Shaw’s perusal of Wagner and Marx must have raised eyebrows in 1883. It seems even more surprising now, given Adolf Hitler’s success in convincing posterity that the composer belongs exclusively to the extreme right. The Perfect Wagnerite was no isolated event, however. In recent decades, scholars have reconstructed a school of Wagnerian leftism, which gained purchase in Europe and America at the end of the 19th century. Socialists, communists, social democrats, and anarchists all found sustenance in Wagner’s work. After the Bolshevik revolution, Wagner had a brief vogue as a figurehead of proletarian culture.
The starting point for the Wagner left was the composer’s own revolutionary activity in 1848 and 1849, which forced him into exile for many years. His writings Art and Revolution and The Art-Work of the Future were classic, if eccentric, articulations of the idea that art could play a leading role in the struggle for social equality. His own work became a kind of dream theatre for the imagination of a future state. Of course, other ideologies exploited the composer in the same way. It would be a mistake to say that Shaw and his fellow leftists found the “true” Wagner. But it would also be a mistake to say they misunderstood him.

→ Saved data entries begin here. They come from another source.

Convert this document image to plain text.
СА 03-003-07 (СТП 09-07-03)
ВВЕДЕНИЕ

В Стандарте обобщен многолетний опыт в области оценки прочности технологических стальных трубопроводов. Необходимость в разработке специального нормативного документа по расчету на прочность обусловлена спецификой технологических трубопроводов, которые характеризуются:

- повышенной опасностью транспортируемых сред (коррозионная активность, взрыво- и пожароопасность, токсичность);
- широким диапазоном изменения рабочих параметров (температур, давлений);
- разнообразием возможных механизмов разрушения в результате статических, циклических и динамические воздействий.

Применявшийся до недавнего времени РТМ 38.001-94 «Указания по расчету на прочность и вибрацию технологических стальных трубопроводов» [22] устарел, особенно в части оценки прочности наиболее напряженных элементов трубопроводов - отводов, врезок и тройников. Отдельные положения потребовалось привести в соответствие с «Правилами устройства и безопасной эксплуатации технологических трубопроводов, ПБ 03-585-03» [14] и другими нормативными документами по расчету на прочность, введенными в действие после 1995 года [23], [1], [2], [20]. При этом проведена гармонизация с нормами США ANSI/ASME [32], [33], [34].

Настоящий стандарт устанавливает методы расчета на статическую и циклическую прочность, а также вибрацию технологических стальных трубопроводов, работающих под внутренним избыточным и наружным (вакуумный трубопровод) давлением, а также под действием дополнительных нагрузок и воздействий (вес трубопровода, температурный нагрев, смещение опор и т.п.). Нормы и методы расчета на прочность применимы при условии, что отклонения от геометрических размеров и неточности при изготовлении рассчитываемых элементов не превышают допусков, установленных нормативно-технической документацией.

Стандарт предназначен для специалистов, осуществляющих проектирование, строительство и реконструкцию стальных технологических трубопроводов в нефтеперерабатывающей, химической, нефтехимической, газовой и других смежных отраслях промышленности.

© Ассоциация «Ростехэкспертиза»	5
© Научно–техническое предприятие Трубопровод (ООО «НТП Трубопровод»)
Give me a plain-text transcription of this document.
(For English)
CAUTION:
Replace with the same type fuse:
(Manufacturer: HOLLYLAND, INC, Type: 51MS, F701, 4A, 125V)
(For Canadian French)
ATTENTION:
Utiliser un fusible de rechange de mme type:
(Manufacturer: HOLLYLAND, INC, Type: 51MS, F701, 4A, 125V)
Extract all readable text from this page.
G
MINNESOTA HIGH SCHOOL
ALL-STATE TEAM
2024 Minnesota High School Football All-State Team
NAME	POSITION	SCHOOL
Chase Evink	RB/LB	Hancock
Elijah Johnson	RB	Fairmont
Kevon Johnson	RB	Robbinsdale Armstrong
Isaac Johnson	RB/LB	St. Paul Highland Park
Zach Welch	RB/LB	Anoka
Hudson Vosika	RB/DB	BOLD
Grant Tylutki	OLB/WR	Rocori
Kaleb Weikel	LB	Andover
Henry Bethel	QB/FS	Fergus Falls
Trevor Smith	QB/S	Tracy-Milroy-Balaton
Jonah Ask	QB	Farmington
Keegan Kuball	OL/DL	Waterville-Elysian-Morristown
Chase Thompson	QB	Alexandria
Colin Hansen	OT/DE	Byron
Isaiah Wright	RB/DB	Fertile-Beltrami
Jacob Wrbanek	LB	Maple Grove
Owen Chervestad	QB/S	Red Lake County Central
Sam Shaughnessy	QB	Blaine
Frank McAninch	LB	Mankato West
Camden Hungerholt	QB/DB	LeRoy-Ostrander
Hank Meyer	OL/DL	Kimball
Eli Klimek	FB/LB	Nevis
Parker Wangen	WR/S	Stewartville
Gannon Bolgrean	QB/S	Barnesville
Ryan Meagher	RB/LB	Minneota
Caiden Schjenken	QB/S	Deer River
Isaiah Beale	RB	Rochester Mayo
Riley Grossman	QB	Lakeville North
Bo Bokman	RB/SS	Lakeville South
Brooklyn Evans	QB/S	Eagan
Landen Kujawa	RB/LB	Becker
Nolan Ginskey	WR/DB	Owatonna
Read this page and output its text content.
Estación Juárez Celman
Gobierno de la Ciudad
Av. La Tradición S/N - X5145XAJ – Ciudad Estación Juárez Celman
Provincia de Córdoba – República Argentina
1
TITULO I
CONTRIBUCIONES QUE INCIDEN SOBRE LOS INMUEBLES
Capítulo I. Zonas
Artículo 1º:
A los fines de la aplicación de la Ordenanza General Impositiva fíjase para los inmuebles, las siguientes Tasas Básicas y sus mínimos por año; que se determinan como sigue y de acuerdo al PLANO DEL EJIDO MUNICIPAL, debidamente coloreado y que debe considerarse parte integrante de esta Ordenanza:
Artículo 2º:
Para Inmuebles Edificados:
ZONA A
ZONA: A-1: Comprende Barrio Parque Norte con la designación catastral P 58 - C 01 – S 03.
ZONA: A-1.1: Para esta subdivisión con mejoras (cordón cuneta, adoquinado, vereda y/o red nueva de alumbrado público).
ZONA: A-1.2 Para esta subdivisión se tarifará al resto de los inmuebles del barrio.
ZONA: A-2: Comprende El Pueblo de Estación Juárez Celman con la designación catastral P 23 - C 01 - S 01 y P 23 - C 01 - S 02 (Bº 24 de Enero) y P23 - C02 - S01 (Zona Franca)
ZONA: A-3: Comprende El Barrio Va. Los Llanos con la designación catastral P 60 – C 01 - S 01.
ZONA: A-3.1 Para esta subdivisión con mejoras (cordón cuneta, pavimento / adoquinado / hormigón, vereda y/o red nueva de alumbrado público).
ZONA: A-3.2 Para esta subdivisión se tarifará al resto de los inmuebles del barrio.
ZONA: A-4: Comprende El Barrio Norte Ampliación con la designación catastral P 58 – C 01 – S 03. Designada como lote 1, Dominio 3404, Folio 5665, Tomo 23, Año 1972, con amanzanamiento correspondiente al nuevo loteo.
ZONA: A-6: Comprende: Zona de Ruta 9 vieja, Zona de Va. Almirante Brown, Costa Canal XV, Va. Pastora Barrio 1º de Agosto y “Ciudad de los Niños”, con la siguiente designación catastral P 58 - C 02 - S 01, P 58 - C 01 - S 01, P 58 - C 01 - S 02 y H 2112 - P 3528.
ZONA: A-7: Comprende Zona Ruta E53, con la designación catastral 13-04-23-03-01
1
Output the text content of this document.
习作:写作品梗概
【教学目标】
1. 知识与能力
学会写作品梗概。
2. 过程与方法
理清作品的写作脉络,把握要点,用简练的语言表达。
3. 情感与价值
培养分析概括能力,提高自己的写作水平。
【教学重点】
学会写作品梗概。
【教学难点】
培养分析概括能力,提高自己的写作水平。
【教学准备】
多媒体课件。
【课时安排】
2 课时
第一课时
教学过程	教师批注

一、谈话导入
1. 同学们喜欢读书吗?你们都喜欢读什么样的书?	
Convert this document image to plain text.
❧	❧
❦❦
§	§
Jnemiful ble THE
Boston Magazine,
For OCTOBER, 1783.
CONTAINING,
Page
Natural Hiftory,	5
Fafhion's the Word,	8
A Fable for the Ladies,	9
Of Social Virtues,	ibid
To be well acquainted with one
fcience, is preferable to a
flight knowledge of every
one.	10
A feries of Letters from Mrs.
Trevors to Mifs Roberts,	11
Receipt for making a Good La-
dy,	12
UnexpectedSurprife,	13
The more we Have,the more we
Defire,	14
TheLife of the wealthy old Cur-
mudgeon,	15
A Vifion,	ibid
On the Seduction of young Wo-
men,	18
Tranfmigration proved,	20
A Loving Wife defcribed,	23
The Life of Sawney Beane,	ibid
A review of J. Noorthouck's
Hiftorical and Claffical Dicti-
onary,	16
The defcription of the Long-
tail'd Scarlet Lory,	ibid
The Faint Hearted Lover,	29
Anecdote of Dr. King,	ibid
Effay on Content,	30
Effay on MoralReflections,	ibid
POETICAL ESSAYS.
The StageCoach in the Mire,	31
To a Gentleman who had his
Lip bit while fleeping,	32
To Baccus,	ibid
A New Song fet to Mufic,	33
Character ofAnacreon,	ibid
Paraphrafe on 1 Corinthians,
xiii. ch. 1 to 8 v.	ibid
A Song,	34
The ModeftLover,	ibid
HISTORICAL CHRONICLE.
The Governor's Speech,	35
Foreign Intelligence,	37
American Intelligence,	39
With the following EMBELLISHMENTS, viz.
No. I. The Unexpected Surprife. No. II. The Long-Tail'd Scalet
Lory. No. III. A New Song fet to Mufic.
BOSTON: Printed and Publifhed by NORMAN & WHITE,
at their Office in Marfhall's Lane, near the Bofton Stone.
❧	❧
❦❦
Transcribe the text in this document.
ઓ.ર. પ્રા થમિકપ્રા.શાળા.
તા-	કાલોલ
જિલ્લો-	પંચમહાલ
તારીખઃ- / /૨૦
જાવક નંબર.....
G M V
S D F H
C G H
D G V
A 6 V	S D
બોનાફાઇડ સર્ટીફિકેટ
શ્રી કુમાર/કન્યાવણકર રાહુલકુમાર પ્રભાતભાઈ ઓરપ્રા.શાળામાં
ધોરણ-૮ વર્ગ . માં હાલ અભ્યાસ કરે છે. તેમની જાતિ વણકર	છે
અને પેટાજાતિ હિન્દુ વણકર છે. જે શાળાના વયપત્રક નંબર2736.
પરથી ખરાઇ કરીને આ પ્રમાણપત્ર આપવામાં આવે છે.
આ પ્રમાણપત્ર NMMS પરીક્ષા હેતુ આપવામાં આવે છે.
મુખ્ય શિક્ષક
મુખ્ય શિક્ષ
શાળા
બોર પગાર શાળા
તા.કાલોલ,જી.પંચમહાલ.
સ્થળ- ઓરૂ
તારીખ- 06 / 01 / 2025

Although Wagner never mentioned Marx by name, he made scattered references to communism – occasionally positive, more often dismissive. The Wagner biographer Martin Gregor-Dellin heard a Marxist echo in notes that the composer made in the summer of 1849: “A tremendous movement is striding through the world: it is the storm of European revolution; everyone is taking part in it, and whoever is not supporting it by pushing forward is strengthening it by pushing back.” Wagner’s fanfare sounds more than a little like The Communist Manifesto’s introductory lines: “A spectre is haunting Europe – the spectre of communism.”
Wagner’s tale of the corrupting power of the golden Ring matches Marx’s musings on the “perverting power” of money. When, in Das Kapital, Marx speaks of the hoarding of commodities, he notes that the hoarder “sacrifices the lusts of the flesh to his gold fetish” and adopts “the gospel of renunciation”. The word Marx uses here, “Entsagung”, is the same that Wagner applies to the dwarf Alberich’s renunciation of love – the gesture that wins him access to the Rhinegold. For Marx and Wagner alike, love and power are irreconcilable.